ハンコの文化史 : 古代ギリシャから現代日本まで

作成者
新関欽哉 著
出版者
吉川弘文館
刊年
2015.6

 宅配の受け取りや職場での文書など、私たちの日常生活にはハンコを捺す場面が多くあります。そして日本人の多くは、普段使いの認印、銀行口座用の銀行印、契約書に必要な実印など、用途別に複数のハンコを所持しています。
 このように現代日本に不可欠なハンコの起源は、実に古代メソポタミア文明にまで遡ると言います。本書では、ハンコがどのように世界の各地に広がったのかといった歴史や、それぞれの土地・時代に現れた特有の形状やデザインなどの文化史が語られ、ごく身近な存在であるハンコの意外な姿や役割を知ることができます。
 ハンコはその始まりにおいては、物体に文様をつけたり、宗教的な目的に使われており、現代に繋がる社会的機能を持つハンコの歴史は、シュメール人の発明した円筒印章に始まるそうです。当初の目的は壺に貯蔵された財宝に封印を施すことにあり、鍵の代用品であったと言います。
 中世ヨーロッパでは主に信書の封緘に用いられ、内容の秘密保持の機能を持ちました。特殊な封蝋にハンコを捺して封緘するそのスタイルは欧州上流階級に広がりますが、公共の郵便制度が整った第一次世界大戦後にその姿を消していきます。
 一方、中国に伝播して独自の発展を遂げたハンコ文化は日本に渡り、後世に大きな影響を与えました。
 奈良時代には主に官印として、文書の記載事項が真正であることの保証として使用されましたが、時代が下るにつれ文書に威厳を与えるという役割も加わります。江戸時代になると庶民にもハンコが浸透し、貸借証文から個人的な誓約書の類まで様々な証書類に捺印が必要とされるハンコ社会が形成されていきました。
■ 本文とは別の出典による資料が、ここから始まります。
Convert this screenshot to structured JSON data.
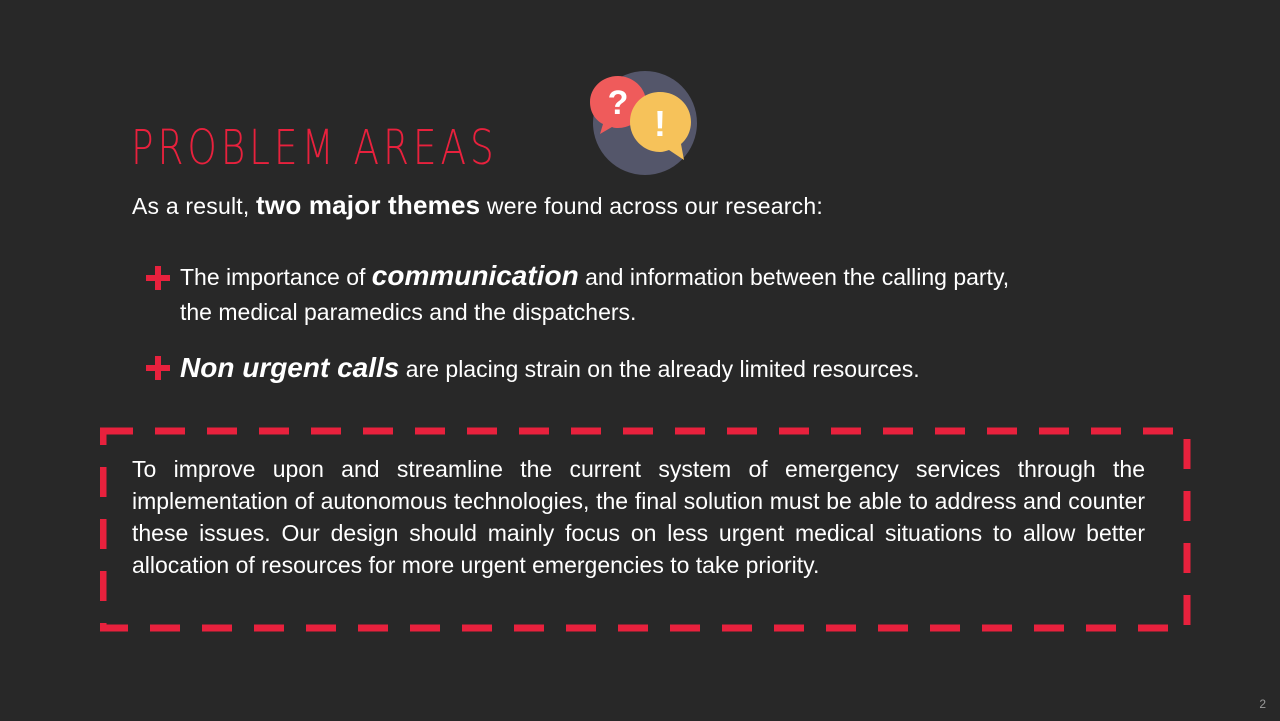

 元外交官でもあり、これまでに住んだ国々でハンコを収集しつつその歴史を辿ってきた本書著者によると、ハンコなしには事が進まない日本のような国は他に類を見ないそうです。折しもコロナ禍によりテレワークが推奨され、不必要な押印の廃止を目指す「脱ハンコ」の動きも見られる昨今、ハンコはにわかに注目を集める存在になりました。
 本書は、おそらく誰の手元にもある小さなハンコが、実は長い時間をかけて日本の社会に根づいてきた文化としての側面を持ちあわせていることにも気づくことのできる一冊となっています。